Os agricultores acham os apoios da PAC insuficientes e que as regras ecológicas tornam a sua actividade impossível. Algumas empresas, confrontadas com a ausência de regras idênticas no resto do mundo e com subsídios e financiamentos generosos nos Estados Unidos (já para não falar da China), entusiasmam-se com o que possam ser medidas proteccionistas. Das taxas alfandegárias, com outro nome, para obrigar indústrias estrangeiras a chegar à Europa em igualdade de condições com os custos do que é aqui produzido, à suspensão ou revisão das regras de concessão de apoios e subsídios a empresas, há uma expectativa generalizada de que a reindustrialização seja um projecto europeu apoiado e financiado pelos poderes políticos. Não podemos continuar a ser ingénuos, diz-se, para dizer que americanos e chineses fazem o mesmo. Ao mesmo tempo que se diz que sabemos que somos grandes beneficiários do comércio livre. Desde logo porque exportamos mais do que importamos. Embora não para a China, claro.

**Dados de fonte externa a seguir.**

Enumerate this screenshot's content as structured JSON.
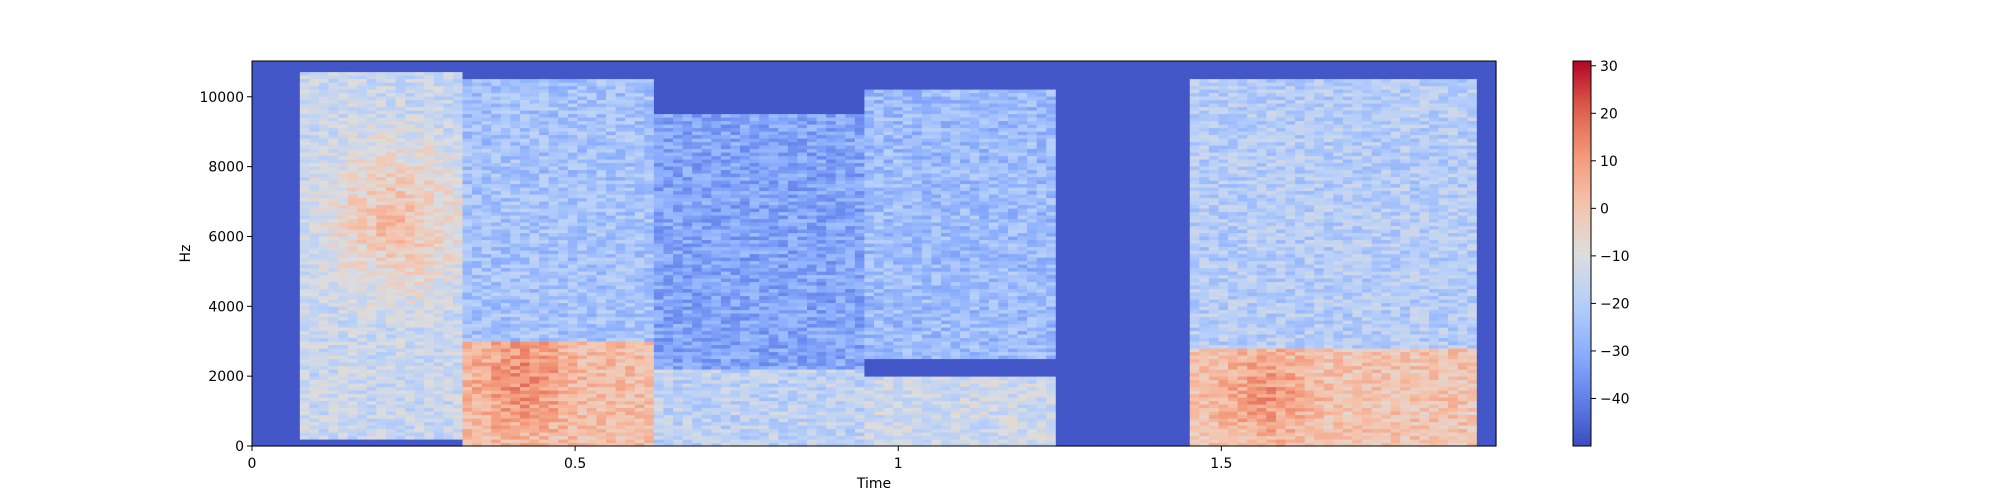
{
  "chart_data": {
    "type": "heatmap",
    "title": "",
    "xlabel": "Time",
    "ylabel": "Hz",
    "xlim": [
      0,
      1.925
    ],
    "ylim": [
      0,
      11025
    ],
    "x_ticks": [
      {
        "value": 0,
        "label": "0"
      },
      {
        "value": 0.5,
        "label": "0.5"
      },
      {
        "value": 1,
        "label": "1"
      },
      {
        "value": 1.5,
        "label": "1.5"
      }
    ],
    "y_ticks": [
      {
        "value": 0,
        "label": "0"
      },
      {
        "value": 2000,
        "label": "2000"
      },
      {
        "value": 4000,
        "label": "4000"
      },
      {
        "value": 6000,
        "label": "6000"
      },
      {
        "value": 8000,
        "label": "8000"
      },
      {
        "value": 10000,
        "label": "10000"
      }
    ],
    "colorbar": {
      "colormap": "coolwarm",
      "range": [
        -50,
        31
      ],
      "ticks": [
        {
          "value": 30,
          "label": "30"
        },
        {
          "value": 20,
          "label": "20"
        },
        {
          "value": 10,
          "label": "10"
        },
        {
          "value": 0,
          "label": "0"
        },
        {
          "value": -10,
          "label": "−10"
        },
        {
          "value": -20,
          "label": "−20"
        },
        {
          "value": -30,
          "label": "−30"
        },
        {
          "value": -40,
          "label": "−40"
        }
      ]
    },
    "floor_db": -48,
    "energy_regions": [
      {
        "t": [
          0.07,
          0.32
        ],
        "f": [
          200,
          10700
        ],
        "db": -15,
        "peak": {
          "t": 0.22,
          "f": 6500,
          "db": 3
        }
      },
      {
        "t": [
          0.32,
          0.62
        ],
        "f": [
          0,
          3000
        ],
        "db": 2,
        "peak": {
          "t": 0.42,
          "f": 1900,
          "db": 14
        }
      },
      {
        "t": [
          0.32,
          0.62
        ],
        "f": [
          3000,
          10500
        ],
        "db": -24
      },
      {
        "t": [
          0.62,
          0.95
        ],
        "f": [
          0,
          2200
        ],
        "db": -18
      },
      {
        "t": [
          0.62,
          0.95
        ],
        "f": [
          2200,
          9500
        ],
        "db": -32
      },
      {
        "t": [
          0.95,
          1.25
        ],
        "f": [
          0,
          2000
        ],
        "db": -14
      },
      {
        "t": [
          0.95,
          1.25
        ],
        "f": [
          2500,
          10200
        ],
        "db": -26
      },
      {
        "t": [
          1.45,
          1.9
        ],
        "f": [
          0,
          2800
        ],
        "db": 0,
        "peak": {
          "t": 1.57,
          "f": 1500,
          "db": 12
        }
      },
      {
        "t": [
          1.45,
          1.9
        ],
        "f": [
          2800,
          10500
        ],
        "db": -20
      }
    ]
  }
}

Por estes dias, em Bruxelas quase todas as conversas oficiais são sobre competitividade, mercado interno e reindustrialização. E, em Bruxelas, quando se fala muito sobre uma coisa, é provável que vá haver legislação, iniciativas e, eventualmente, fundos. Para já, vão ser publicados dois relatórios por Mario Draghi e Enrico Letta, dois ex-primeiros ministros italianos. (A Itália a inspirar a competitividade da economia europeia é capaz de ser uma pouco estranho, alguém recordava há dias.)
As maiores empresas europeias, atentas, publicaram a Declaração de Antuérpia, o seu caderno de encargos para os próximos anos. Estão lá algumas portuguesas. Mas, indo mais longe, e nós?
Olhando para o extremo ocidental da Europa, em face destas transformações, convém fazermos algumas perguntas. A pensar tanto em Portugal como na Europa. Ou tanto na Europa como em Portugal. Como se queria.
O que vai acontecer às nossas indústrias exportadoras se formos mais proteccionistas? E às que necessitam de bens e matérias primas vindas de fora? O que vai acontecer ao preço dos bens que nos habituámos a ter a baixo custo se passarem a ser taxados na fronteira para custarem o mesmo que se fossem feitos na Europa? Quantos empregos serão criados com uma reindustrialização que será muito robotizada? Se os governos da União Europeia começarem a distribuir subsídios a algumas empresas, como garantimos que os critérios de atribuição são os da eficiência e não outros? E, quando não tivermos todos os mesmos bolsos, concorreremos com o quê? Isenções fiscais? Energia renovável barata? Logística, apoiada em infraestruturas que nos tornem num destino interessante para mercadorias e investimentos? Ou pediremos solidariedade e subsídios? E deste súbito interesse pelas indústrias que contribuem para a segurança a defesa, retiraremos benefícios económicos?
A transformação global em curso não é só geopolítica, é também geoeconómica. É esse o pano de fundo da competição entre Estados Unidos e China, onde a Europa procura um lugar.
A economia dos próximos anos será menos aberta, a globalização será diferente, a reindustriaização terá muitos elementos proteccionistas. E nós não temos os fundos nem os consumidores de outros países europeus. Mas temos outras vantagens e podemos ter mais. Mas para isso temos de começar a fazer contas e ter estratégias. A começar pelas empresas.